Know thyself was one of the phrases that could be found at the entrance to Apollo’s temple at Delphi in Greece. According to Plato, Socrates was the one who had made reference to it multiple times. Socrates puts it in a sense that if you know who you are, then you know your strengths, weaknesses and your limits. Plato viewed it as a way to understand abstract ideas such as justice, love, God, respect (see the Allegory of the Cave). However, since then, lots of people are trying to getting to know themselves and actually they find this to be rather difficult.
Now, imagine our students! In a continuously developing society, where your picture is worth a billions of times than your thoughts or ideas, where everyone can find everything in seconds, where everyone judges and feels judged, I think that we can easily lose ourselves.

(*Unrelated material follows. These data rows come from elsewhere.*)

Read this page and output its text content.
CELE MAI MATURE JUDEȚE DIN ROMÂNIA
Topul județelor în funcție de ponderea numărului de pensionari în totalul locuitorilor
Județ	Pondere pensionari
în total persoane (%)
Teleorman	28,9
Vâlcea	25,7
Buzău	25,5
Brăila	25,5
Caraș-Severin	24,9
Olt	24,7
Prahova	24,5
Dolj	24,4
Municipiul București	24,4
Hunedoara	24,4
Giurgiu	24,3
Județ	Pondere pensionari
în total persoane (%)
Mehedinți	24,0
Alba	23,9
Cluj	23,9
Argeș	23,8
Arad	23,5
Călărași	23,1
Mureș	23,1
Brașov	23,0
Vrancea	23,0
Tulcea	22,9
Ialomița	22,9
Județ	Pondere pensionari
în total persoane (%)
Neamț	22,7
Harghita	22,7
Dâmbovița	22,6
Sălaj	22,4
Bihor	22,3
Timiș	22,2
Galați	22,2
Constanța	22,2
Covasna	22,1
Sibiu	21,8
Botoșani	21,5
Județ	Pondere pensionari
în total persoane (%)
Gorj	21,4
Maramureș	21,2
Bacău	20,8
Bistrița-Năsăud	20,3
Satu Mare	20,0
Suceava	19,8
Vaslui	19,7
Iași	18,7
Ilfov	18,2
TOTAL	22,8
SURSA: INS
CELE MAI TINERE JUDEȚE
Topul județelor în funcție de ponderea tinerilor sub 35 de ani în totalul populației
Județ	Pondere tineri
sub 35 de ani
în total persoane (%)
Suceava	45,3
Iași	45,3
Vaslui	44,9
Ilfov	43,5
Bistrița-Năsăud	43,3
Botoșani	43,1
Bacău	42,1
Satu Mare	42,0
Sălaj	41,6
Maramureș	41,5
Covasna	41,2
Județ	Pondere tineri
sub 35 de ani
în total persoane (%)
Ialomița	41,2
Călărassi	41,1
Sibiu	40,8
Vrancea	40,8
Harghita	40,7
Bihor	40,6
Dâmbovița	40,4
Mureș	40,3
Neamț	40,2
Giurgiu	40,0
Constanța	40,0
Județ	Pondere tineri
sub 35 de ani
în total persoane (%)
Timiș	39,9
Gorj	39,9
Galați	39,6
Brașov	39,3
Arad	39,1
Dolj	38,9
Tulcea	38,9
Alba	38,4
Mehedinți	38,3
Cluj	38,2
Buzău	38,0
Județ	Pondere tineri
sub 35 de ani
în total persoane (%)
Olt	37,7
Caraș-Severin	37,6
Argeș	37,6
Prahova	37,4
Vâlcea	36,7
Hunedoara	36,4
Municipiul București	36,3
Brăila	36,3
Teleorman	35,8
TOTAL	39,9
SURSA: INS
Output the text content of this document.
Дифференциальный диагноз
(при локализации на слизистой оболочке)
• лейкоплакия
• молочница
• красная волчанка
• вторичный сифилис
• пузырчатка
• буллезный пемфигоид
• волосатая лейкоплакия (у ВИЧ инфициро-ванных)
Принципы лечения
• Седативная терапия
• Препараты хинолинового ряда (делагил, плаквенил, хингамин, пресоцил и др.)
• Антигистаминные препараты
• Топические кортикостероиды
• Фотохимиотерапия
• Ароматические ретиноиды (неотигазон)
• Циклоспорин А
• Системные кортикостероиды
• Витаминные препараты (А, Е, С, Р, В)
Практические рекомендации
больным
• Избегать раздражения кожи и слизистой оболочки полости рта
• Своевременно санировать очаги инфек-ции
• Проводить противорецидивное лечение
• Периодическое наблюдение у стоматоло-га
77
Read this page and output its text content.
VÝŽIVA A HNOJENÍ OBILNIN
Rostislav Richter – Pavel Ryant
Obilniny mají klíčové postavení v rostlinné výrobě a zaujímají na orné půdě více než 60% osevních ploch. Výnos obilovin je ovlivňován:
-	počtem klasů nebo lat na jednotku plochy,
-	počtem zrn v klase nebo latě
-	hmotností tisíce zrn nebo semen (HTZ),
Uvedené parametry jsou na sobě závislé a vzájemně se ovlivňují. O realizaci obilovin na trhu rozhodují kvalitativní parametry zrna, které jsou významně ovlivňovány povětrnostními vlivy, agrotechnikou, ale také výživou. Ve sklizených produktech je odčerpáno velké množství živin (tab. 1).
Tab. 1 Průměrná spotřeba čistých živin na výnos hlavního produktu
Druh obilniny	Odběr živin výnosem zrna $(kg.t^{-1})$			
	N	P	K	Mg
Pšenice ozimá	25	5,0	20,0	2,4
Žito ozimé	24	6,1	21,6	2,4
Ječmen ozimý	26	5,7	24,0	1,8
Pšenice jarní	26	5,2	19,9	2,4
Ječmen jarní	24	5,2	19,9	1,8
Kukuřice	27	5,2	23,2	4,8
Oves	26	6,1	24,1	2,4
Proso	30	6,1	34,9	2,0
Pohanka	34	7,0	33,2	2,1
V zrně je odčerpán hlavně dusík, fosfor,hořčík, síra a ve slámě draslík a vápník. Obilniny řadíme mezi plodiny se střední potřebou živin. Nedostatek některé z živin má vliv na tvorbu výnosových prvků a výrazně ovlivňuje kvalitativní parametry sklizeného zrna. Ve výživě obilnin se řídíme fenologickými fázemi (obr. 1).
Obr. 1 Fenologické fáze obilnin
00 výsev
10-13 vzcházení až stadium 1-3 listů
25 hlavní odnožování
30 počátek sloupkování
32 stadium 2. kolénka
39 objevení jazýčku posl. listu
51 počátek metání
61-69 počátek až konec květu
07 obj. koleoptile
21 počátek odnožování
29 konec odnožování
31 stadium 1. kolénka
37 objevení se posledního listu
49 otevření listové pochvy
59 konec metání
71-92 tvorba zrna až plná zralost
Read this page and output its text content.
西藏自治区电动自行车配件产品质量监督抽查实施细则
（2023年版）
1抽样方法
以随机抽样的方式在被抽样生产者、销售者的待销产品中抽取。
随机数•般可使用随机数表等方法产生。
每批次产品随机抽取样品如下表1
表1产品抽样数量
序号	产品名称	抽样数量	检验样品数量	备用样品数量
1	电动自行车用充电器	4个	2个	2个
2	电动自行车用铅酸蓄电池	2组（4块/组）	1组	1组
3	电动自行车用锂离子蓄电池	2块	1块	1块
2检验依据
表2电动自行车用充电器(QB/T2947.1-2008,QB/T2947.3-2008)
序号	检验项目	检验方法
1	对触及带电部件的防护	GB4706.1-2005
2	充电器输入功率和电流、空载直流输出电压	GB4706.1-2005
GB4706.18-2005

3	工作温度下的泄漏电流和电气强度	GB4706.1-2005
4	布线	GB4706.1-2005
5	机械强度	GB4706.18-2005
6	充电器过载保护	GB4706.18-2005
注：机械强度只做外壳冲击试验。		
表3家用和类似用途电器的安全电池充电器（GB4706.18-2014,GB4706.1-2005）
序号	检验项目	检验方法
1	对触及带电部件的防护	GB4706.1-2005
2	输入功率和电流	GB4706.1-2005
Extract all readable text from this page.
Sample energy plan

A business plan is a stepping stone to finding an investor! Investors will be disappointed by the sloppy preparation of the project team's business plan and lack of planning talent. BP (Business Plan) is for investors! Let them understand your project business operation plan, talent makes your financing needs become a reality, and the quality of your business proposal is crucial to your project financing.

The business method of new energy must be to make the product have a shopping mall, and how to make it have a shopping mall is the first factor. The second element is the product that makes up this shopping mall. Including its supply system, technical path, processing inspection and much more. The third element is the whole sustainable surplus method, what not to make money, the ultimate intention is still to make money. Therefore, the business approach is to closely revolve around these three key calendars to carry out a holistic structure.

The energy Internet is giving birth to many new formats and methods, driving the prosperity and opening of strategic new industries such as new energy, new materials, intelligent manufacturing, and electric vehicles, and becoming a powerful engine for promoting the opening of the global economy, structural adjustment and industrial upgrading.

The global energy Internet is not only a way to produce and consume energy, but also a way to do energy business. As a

After the first quarantine in 2020, I noticed that the most important thing that I wanted to do for my students and myself is to cultivate empathy. Empathy is the ability to identify and deeply understand the other’s thoughts and feelings. It is a form of compassion. It is necessary in order to cope with difficulties, to establish true relationships.
What can we do?
- Start by creating a kindness wall. If you teach face-to-face classes, then you can take a cardboard and let your students stick a kind note/thought/feeling. If you teach online classes, then you might find Google Jamboard useful. You can do that once a week, a month or whenever you feel that your students need it.
- Start your day with today I feel. Let your students identify their emotions and justify these to you, if they want. The first step is to identify your emotions. The next step is to embrace them, understand them and find ways to cope with the stronger ones. If your students don’t want to share these (and that’s ok and totally acceptable) then they can keep a journal.
- Use books or graded readers that enable students to think how the hero feels, why the hero reacted in this way and let them think how they would have reacted.
- Teach them to wait – the power of ‘yet’ (You can watch the relevant amazing TED talk video). Let them write phrases which end with ‘yet’ or ‘not yet’. For example, I cannot talk about it yet.
- Organise international days. You can connect with a teacher from another country and create amazing lessons. Let your students interact with their peers around the world. It is better when you see that you are not alone to this.
- Breathing exercises.
- Role-play games.
- Guess emotions.
It is evident that empathy is not an easy life skill. However, I feel that especially in this time and age it is the most important skill that we can build and develop. Not only for our students but for ourselves as well. It is the first step to know ourselves because in this way we will be able to identify and truly understand the other people’s thoughts and ideas and meaningfully communicate.